Ausgehend vom Obgesagten ist die von der belangten Behörde fallbezogen vorgenommene Beurteilung nicht als rechtswidrig zu erkennen:

 

Ein (iSd EuGH-Rsp) absolutes Verbot einer Mehrfachbeteiligung enthält die vorliegende (im Übrigen bestandsfeste) Ausschreibung nicht. Nach der Ausschreibung ist die Bildung von Bieter- bzw Arbeitsgemeinschaften zulässig, ohne dass ein Verbot der Beteiligung in mehreren Bietergemeinschaften festgelegt worden wäre (vgl Pkt 2.10 in Teil A "1. Allgemeine Ausschreibungsfestlegungen"). Es trifft allerdings auch nicht zu - wie von der belangten Behörde im angefochtenen Bescheid weiters angeführt - dass die Ausschreibung eine derartige Mehrfachbeteiligung ausdrücklich zugelassen hätte.

 

Jedoch hat die mitbeteiligte Auftraggeberin das Angebot der Bf alleine mit der Begründung ausgeschieden, dass diese sich mehrfach am Vergabeverfahren beteiligt habe.
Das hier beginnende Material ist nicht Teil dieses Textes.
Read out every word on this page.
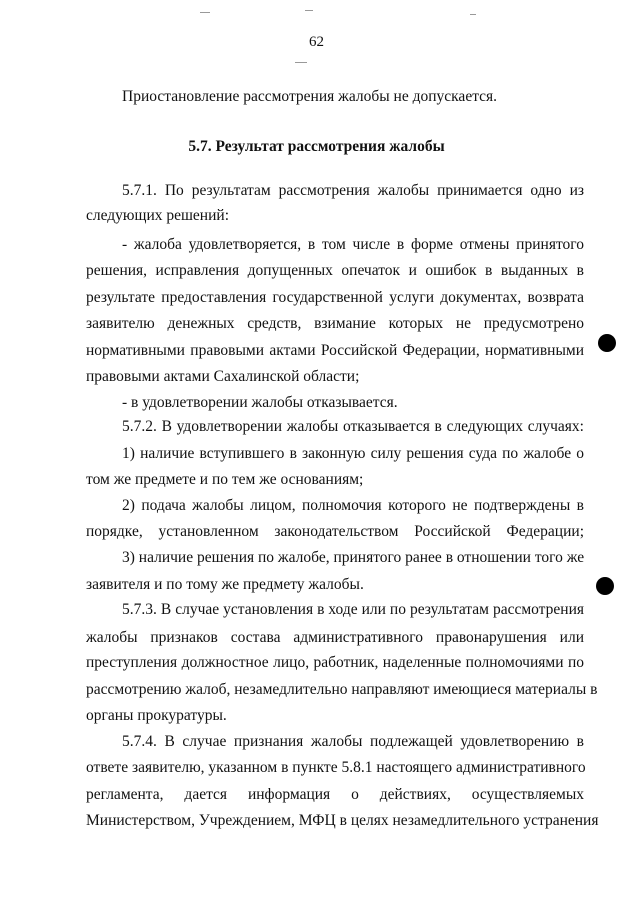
62
Приостановление рассмотрения жалобы не допускается.
5.7. Результат рассмотрения жалобы
5.7.1. По результатам рассмотрения жалобы принимается одно из
следующих решений:
- жалоба удовлетворяется, в том числе в форме отмены принятого
решения, исправления допущенных опечаток и ошибок в выданных в
результате предоставления государственной услуги документах, возврата
заявителю денежных средств, взимание которых не предусмотрено
нормативными правовыми актами Российской Федерации, нормативными
правовыми актами Сахалинской области;
- в удовлетворении жалобы отказывается.
5.7.2. В удовлетворении жалобы отказывается в следующих случаях:
1) наличие вступившего в законную силу решения суда по жалобе о
том же предмете и по тем же основаниям;
2) подача жалобы лицом, полномочия которого не подтверждены в
порядке, установленном законодательством Российской Федерации;
3) наличие решения по жалобе, принятого ранее в отношении того же
заявителя и по тому же предмету жалобы.
5.7.3. В случае установления в ходе или по результатам рассмотрения
жалобы признаков состава административного правонарушения или
преступления должностное лицо, работник, наделенные полномочиями по
рассмотрению жалоб, незамедлительно направляют имеющиеся материалы в
органы прокуратуры.
5.7.4. В случае признания жалобы подлежащей удовлетворению в
ответе заявителю, указанном в пункте 5.8.1 настоящего административного
регламента, дается информация о действиях, осуществляемых
Министерством, Учреждением, МФЦ в целях незамедлительного устранения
Wie oben dargelegt, kann dies allein einen Ausschluss eines Unternehmens vom Vergabeverfahren nicht rechtfertigen. Entscheidend ist vielmehr, dass der Inhalt der abgegebenen Angebote durch das fragliche Abhängigkeitsverhältnis beeinflusst worden ist bzw dass die Angebote völlig unabhängig voneinander formuliert worden sind.

 

Zu einem solchen Nachweis müssen die Vergabestellen, im vorliegenden Fall also die mitbeteiligte Auftraggeberin, den betroffenen Bietern die Möglichkeit geben.

 

Dies hat die mitbeteiligte Auftraggeberin im Beschwerdefall nicht getan. Sie hat daher zu Unrecht angenommen, dass bereits durch die Mehrfachbeteiligung der Bf am Vergabeverfahren an sich bereits der Ausscheidenstatbestand des § 129 Abs 1 Z 8 BVergG 2006 verwirklicht worden sei, was vor dem Hintergrund der oben angeführten Rsp des EuGH überschießend war.